Were I at Cumulus, I'd be concerned about the disposal of non-productive assets and small non-synergistic clusters which might be sold.

They've been in the process of doing that as opportunities arise. In addition to the major market deal to EMF (plus FMs in LA and WABC), I recall they sold off Dothan AL, Albany GA, and a group of stations in PA. They've shut down a few AMs in the south. They've quietly spun off businesses such as TM Studios. They still have a bunch of "non-productive assets" that they got from Citadel, so there's a lot of housecleaning still to be done.
 
"Long term" is a matter of opinion.
It's defined in this case as "after the proposed buyout would close".

They've operated as a debtor company for four years since exiting bankruptcy. So they're obviously not in a big rush to get rid of the company.
You might need to check again. As far as I can tell, the debtholders from the 2018 bankruptcy have exited their equity stakes received during the bankruptcy.
 
What makes you think they haven't been trying to sell those stations for the past three years?
They haven’t, to my knowledge hinted at or shown a desire to sell anything other than what they sold in 2019. I would be shocked if a company like iHeart has not expressed interest in a station like KRBE. If they’ve tried to sell them they must be in a position where what they have is working for them or the other potential companies aren’t interested or aren’t offering enough.

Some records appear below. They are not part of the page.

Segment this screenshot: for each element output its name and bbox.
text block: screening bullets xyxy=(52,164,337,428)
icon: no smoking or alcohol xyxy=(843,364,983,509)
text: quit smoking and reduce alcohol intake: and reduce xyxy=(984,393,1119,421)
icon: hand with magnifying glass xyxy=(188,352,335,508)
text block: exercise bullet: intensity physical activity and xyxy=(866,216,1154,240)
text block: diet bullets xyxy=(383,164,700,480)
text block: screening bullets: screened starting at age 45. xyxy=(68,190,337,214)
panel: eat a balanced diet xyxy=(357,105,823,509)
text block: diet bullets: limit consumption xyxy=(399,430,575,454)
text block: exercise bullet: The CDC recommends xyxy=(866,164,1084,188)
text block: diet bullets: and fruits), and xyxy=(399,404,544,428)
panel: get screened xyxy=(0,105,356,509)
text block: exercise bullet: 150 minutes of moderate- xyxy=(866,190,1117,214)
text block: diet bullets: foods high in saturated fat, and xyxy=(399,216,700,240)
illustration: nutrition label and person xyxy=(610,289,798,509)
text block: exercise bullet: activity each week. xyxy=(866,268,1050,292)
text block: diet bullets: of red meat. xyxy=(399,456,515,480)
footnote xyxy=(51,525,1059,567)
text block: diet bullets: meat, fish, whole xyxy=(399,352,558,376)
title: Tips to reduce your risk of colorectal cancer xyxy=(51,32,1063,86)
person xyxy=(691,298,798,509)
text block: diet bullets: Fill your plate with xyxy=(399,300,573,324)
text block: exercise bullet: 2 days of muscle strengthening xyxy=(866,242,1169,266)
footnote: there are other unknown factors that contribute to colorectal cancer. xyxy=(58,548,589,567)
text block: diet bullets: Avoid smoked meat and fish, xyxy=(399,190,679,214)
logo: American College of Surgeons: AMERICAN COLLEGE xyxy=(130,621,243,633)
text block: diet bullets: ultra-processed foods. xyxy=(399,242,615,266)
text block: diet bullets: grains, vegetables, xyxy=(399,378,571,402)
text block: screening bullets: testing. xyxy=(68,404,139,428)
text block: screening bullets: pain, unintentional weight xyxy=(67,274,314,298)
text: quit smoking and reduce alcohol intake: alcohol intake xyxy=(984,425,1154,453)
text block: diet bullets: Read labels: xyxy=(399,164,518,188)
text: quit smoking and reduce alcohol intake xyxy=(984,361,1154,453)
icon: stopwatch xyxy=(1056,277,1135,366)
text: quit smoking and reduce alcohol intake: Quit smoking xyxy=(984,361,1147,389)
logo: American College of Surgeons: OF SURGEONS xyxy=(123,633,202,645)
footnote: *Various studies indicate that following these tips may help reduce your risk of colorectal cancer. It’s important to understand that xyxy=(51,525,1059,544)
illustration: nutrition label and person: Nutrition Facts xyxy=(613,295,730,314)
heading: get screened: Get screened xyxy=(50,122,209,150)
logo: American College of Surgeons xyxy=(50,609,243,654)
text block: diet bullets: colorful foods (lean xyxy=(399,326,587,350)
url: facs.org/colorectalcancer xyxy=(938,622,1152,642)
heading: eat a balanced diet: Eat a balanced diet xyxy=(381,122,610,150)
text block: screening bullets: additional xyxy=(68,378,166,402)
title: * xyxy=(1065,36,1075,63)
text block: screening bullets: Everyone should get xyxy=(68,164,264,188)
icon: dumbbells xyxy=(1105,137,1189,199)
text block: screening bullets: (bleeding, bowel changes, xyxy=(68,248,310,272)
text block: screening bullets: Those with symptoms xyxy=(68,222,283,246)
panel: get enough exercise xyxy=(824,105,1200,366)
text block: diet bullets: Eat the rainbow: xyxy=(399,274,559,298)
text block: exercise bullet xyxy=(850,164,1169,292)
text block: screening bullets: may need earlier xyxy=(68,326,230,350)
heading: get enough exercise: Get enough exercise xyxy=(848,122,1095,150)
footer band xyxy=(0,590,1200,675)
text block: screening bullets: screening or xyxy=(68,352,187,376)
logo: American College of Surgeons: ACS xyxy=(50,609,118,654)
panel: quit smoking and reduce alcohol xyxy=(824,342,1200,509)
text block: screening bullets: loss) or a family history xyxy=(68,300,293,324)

Out of curiosity, are stations like KABC, KGO, KSFO or even WLS even very profitable? I mean, they clear WW1 programming…
 
They haven’t, to my knowledge hinted at or shown a desire to sell anything other than what they sold in 2019.

As I said in post #36, they've been quietly selling off clusters and stations in small markets, and even shutting down a few AMs. So it's been an ongoing process. Right now there is a glut of AM properties on the market in LA, and KABC is not the best of the available stations. The station is based in the Westwood One office in Culver City, so the operating costs are pretty limited. It's a similar situation in NY with WFAS. It's in the Cumulus corporate office. Cumulus has some type of corporate accounting office in Houston, so they can run KRBE fairly efficiently. KGO is combined with KNBR and KSAN. WLS is combined with several FMs and a major Midwest sales office. In other words, these stations aren't strictly operating as distinct stations, but combined with other company operations.